Florida Parents: Pay Your Child Support or Face Consequences

When a court orders child support, the court then expects the parent who has been ordered to do so to make the support payments on time, every time. After all, the custodial parent and, by extension, any children affected very likely depend on the child support payments for financial support. Unfortunately, there are parents all over Florida that do not make their child support payments regularly, if at all. A judge in a fellow southern state is sending a message to parents that do not pay — a message that all parents that are not paying their court-ordered child support need to hear.

A circuit court judge has accepted a guilty plea from a mother for failure to pay court-ordered child support. The mother was charged with two felony counts of non-support and it is for both that she has been sentenced. The judge´s sentence includes 5 years in prison, which has been suspended, an order to pay $5,000 in back child support immediately, an order to pay court costs and extradition costs and an order to pay $270 per month in addition to her regular child support payments until she is no longer in arrears.

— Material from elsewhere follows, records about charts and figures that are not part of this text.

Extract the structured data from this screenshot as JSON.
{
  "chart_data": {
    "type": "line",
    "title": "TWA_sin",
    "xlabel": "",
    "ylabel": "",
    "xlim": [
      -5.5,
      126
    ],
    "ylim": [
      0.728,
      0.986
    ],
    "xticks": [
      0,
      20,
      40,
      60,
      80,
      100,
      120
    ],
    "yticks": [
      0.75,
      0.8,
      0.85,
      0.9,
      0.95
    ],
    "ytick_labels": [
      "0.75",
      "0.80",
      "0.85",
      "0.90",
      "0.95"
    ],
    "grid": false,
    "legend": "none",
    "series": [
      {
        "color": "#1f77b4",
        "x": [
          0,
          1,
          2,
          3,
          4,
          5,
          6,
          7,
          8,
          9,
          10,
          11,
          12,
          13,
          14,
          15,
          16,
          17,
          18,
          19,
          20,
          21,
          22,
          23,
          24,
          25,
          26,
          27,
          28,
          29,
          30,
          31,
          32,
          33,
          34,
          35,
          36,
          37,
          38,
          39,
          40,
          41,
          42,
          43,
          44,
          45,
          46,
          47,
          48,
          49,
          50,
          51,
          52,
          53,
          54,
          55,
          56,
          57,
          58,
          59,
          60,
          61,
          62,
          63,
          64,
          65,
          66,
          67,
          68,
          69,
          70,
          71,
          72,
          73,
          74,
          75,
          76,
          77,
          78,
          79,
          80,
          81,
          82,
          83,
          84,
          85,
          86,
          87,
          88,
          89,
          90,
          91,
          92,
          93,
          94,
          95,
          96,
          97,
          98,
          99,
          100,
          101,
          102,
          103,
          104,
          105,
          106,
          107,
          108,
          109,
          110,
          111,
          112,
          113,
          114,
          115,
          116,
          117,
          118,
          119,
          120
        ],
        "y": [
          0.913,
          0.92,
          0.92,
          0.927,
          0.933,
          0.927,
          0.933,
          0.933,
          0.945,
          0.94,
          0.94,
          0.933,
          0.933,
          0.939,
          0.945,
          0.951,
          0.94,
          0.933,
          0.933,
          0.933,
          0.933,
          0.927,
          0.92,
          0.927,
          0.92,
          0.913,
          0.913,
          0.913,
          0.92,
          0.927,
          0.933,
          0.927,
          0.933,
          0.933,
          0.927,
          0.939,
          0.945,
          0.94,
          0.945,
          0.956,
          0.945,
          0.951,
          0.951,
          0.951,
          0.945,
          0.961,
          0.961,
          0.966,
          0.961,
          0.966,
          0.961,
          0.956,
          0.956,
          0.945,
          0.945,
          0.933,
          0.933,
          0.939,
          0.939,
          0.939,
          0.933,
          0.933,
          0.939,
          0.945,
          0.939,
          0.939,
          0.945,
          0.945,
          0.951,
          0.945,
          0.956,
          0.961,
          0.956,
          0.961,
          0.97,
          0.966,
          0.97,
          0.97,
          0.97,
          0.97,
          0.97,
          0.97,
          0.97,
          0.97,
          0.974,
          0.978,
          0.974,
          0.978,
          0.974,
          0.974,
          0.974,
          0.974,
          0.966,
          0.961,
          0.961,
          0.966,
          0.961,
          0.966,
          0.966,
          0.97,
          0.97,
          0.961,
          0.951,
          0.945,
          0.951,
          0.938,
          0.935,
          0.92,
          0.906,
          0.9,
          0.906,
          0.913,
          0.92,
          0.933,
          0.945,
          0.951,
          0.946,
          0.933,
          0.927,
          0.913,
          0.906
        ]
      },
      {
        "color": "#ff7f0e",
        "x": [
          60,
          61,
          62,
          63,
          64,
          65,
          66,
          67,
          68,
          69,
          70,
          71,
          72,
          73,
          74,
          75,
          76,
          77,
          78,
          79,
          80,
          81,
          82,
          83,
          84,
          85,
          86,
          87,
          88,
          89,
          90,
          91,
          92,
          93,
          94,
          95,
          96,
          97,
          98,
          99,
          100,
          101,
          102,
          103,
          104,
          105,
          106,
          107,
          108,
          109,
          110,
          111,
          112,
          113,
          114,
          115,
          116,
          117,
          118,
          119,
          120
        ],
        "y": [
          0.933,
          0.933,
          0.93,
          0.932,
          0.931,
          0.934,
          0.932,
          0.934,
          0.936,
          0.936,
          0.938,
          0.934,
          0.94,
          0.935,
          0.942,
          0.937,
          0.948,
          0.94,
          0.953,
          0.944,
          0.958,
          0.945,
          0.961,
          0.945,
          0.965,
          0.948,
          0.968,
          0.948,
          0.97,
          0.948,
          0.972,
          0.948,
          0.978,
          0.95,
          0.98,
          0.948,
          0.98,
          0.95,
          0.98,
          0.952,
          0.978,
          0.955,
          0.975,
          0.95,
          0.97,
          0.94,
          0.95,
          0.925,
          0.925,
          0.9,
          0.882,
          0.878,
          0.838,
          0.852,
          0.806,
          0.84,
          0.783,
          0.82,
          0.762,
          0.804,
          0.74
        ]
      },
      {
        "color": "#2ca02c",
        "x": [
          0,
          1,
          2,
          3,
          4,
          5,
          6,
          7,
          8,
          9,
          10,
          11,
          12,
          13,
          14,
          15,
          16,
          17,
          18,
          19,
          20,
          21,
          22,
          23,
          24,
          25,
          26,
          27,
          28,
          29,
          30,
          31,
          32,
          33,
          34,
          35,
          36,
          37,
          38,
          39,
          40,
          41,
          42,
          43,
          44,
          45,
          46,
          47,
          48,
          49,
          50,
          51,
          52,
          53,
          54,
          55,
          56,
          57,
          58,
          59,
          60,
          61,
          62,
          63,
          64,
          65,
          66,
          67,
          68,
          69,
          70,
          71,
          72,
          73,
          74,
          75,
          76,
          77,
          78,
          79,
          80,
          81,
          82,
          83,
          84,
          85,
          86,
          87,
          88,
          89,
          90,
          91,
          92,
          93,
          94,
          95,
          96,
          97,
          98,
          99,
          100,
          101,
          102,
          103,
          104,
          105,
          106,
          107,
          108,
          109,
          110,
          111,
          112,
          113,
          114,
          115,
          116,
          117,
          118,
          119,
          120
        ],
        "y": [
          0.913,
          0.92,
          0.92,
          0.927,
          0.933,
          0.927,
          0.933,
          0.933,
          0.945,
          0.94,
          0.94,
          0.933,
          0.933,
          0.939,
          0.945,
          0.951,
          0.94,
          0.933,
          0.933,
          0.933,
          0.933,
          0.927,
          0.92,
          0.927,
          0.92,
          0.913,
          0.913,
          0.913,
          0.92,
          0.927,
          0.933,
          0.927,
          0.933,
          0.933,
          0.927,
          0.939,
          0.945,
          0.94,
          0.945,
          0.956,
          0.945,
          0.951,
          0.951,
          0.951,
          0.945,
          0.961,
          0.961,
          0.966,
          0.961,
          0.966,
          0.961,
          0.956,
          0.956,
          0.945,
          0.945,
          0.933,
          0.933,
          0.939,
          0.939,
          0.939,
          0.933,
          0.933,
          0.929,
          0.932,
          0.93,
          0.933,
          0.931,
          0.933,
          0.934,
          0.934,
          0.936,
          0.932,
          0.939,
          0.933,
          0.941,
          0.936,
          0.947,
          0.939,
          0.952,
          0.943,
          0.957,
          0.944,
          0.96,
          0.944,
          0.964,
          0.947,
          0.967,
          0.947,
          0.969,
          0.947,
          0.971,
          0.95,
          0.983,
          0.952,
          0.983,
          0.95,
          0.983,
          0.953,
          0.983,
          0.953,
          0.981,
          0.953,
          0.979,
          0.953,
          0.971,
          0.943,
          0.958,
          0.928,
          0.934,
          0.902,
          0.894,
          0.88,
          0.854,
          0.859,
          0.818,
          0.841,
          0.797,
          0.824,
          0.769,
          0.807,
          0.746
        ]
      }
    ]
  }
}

The Mississippi judge has been tough on this mother. From the amount that she has been ordered to pay, one knows that she owes the father of her children over $5,000 in back child support. That sum can make a big difference to a family in these tough economic times.

In Florida, the Department of Revenue spends a substantial amount of time and money each year collecting, disbursing and enforcing child support payments, but they cannot do it all. Sometimes, as in this case, it takes a drastic measure to get a parent to pay his or her court-ordered support payments. A custodial parent owed past due child support typically has hopes of hearing a judge rule as this one did — in favor of the children.